Last month, I had the privilege of participating on an energy storage panel discussion, alongside five other leading manufacturers, at Critical Power Expo 2016 in Novi, Michigan. It is evident that the trend to reduce UPS runtime and costs is in full effect, and that innovation in energy storage technologies is challenging the lead-acid battery status quo in the mission critical industry. This innovation is offering customers more choices outside of conventional offerings to reduce lifetime costs and footprint while increasing reliability and sustainability. Below are my three big takeaways:
Lithium Ion Taking Center Stage
A greater presence by lithium ion battery suppliers demonstrates that it is becoming a more acceptable solution and replacement for lead-acid batteries in UPS applications. Two major UPS companies have recently announced that their products support lithium ion batteries. However, challenges still exist for this solution: lithium ion is around two to four times more expensive than lead-acid batteries for the same amount of runtime and has not yet been proven to be reliable and safe for extended mission critical usage. But, given its advantages — a design life of at least 10 years, smaller footprint, a much higher cycle count — it’s likely just a matter of time until lithium starts overcoming lead-acid.
Flywheel Delivers 78% More Energy Storage
Flywheel energy storage integrated into a UPS has been around for more than 15 years with thousands of deployments worldwide. This proven technology can now deliver nearly 80% more energy storage and runtime with the same benefits as before. At nearly one minute of runtime at partial loads and 25 seconds at full load, flywheel energy storage can now be considered for applications where parallel or reserve generators are deployed, IT loads are transferred to alternate sites or to cloud backup. This solution is also ideal for manufacturing applications that require more time for a graceful shutdown.
Supercaps Taking A Back Seat
At last year’s show, supercapacitors were presented by two major UPS manufacturers as the next big thing in energy storage for UPS applications. A year later, that is still not the case. They have not found their way into data centers yet, rather being deployed only in manufacturing facilities looking for runtimes in the three to seven second range.

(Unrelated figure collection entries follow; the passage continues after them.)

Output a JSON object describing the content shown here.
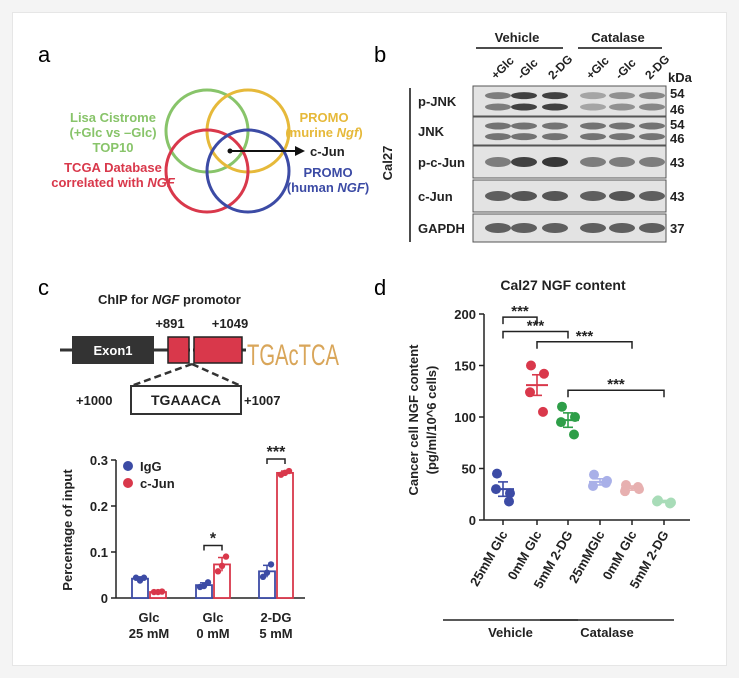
{
  "panels": {
    "a": "a",
    "b": "b",
    "c": "c",
    "d": "d"
  },
  "venn": {
    "lisa": [
      "Lisa Cistrome",
      "(+Glc vs –Glc)",
      "TOP10"
    ],
    "promo_murine": [
      "PROMO",
      "(murine ",
      "Ngf",
      ")"
    ],
    "tcga": [
      "TCGA Database",
      "correlated with ",
      "NGF"
    ],
    "promo_human": [
      "PROMO",
      "(human ",
      "NGF",
      ")"
    ],
    "result": "c-Jun",
    "colors": {
      "lisa": "#88c46a",
      "promo_murine": "#e6b93a",
      "tcga": "#d9384b",
      "promo_human": "#3c4ba5"
    }
  },
  "western": {
    "group_labels": [
      "Vehicle",
      "Catalase"
    ],
    "lane_labels": [
      "+Glc",
      "-Glc",
      "2-DG",
      "+Glc",
      "-Glc",
      "2-DG"
    ],
    "kda_label": "kDa",
    "cell_line": "Cal27",
    "blots": [
      {
        "name": "p-JNK",
        "kda": [
          "54",
          "46"
        ],
        "intensities": [
          0.55,
          0.85,
          0.85,
          0.35,
          0.45,
          0.5
        ]
      },
      {
        "name": "JNK",
        "kda": [
          "54",
          "46"
        ],
        "intensities": [
          0.6,
          0.6,
          0.6,
          0.6,
          0.6,
          0.6
        ]
      },
      {
        "name": "p-c-Jun",
        "kda": [
          "43"
        ],
        "intensities": [
          0.55,
          0.85,
          0.9,
          0.55,
          0.55,
          0.55
        ]
      },
      {
        "name": "c-Jun",
        "kda": [
          "43"
        ],
        "intensities": [
          0.7,
          0.75,
          0.75,
          0.7,
          0.75,
          0.7
        ]
      },
      {
        "name": "GAPDH",
        "kda": [
          "37"
        ],
        "intensities": [
          0.7,
          0.7,
          0.7,
          0.7,
          0.7,
          0.7
        ]
      }
    ]
  },
  "chip": {
    "title_prefix": "ChIP for ",
    "title_gene": "NGF",
    "title_suffix": " promotor",
    "exon_label": "Exon1",
    "pos1": "+891",
    "pos2": "+1049",
    "motif": "TGAcTCA",
    "seq": "TGAAACA",
    "seq_start": "+1000",
    "seq_end": "+1007"
  },
  "chart_data": [
    {
      "type": "bar",
      "ylabel": "Percentage of input",
      "categories": [
        [
          "Glc",
          "25 mM"
        ],
        [
          "Glc",
          "0 mM"
        ],
        [
          "2-DG",
          "5 mM"
        ]
      ],
      "ylim": [
        0,
        0.3
      ],
      "yticks": [
        "0",
        "0.1",
        "0.2",
        "0.3"
      ],
      "legend_position": "top-left",
      "series": [
        {
          "name": "IgG",
          "color": "#3c4ba5",
          "values": [
            0.042,
            0.028,
            0.058
          ],
          "errors": [
            0.004,
            0.005,
            0.013
          ],
          "points": [
            [
              0.044,
              0.038,
              0.044
            ],
            [
              0.024,
              0.026,
              0.034
            ],
            [
              0.046,
              0.055,
              0.073
            ]
          ]
        },
        {
          "name": "c-Jun",
          "color": "#d9384b",
          "values": [
            0.013,
            0.073,
            0.272
          ],
          "errors": [
            0.001,
            0.015,
            0.004
          ],
          "points": [
            [
              0.013,
              0.013,
              0.014
            ],
            [
              0.058,
              0.07,
              0.09
            ],
            [
              0.268,
              0.272,
              0.276
            ]
          ]
        }
      ],
      "annotations": [
        {
          "text": "*",
          "category": 1
        },
        {
          "text": "***",
          "category": 2
        }
      ]
    },
    {
      "type": "scatter",
      "title": "Cal27 NGF content",
      "ylabel_lines": [
        "Cancer cell NGF content",
        "(pg/ml/10^6 cells)"
      ],
      "categories": [
        "25mM Glc",
        "0mM Glc",
        "5mM 2-DG",
        "25mMGlc",
        "0mM Glc",
        "5mM 2-DG"
      ],
      "groups": [
        {
          "name": "Vehicle",
          "from": 0,
          "to": 2
        },
        {
          "name": "Catalase",
          "from": 3,
          "to": 5
        }
      ],
      "ylim": [
        0,
        200
      ],
      "yticks": [
        "0",
        "50",
        "100",
        "150",
        "200"
      ],
      "colors": [
        "#3c4ba5",
        "#d9384b",
        "#2e9e48",
        "#a9b0e8",
        "#e7b0b0",
        "#a8dcb8"
      ],
      "means": [
        30,
        131,
        97,
        37,
        31,
        18
      ],
      "sems": [
        7,
        10,
        7,
        3,
        2,
        1
      ],
      "points": [
        [
          45,
          26,
          30,
          18
        ],
        [
          150,
          142,
          124,
          105
        ],
        [
          110,
          100,
          95,
          83
        ],
        [
          44,
          38,
          33,
          36
        ],
        [
          34,
          30,
          28,
          32
        ],
        [
          19,
          17,
          18,
          16
        ]
      ],
      "significance": [
        {
          "text": "***",
          "from": 0,
          "to": 1,
          "y": 197
        },
        {
          "text": "***",
          "from": 0,
          "to": 2,
          "y": 183
        },
        {
          "text": "***",
          "from": 1,
          "to": 4,
          "y": 173
        },
        {
          "text": "***",
          "from": 2,
          "to": 5,
          "y": 126
        }
      ]
    }
  ]
}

High initial cost, sub-10 second runtime and lack of proven reliability are significantly deterring their growth, even though they require minimal maintenance and are compact in size.
Customers are looking for alternative solutions that will give them a better return on investment, reduce footprint, increase their service reliability and help save the environment. The burden now falls back on UPS suppliers to clearly demonstrate total cost of ownership savings, hard proof of reliability and environmental benefits across these different energy storage technologies.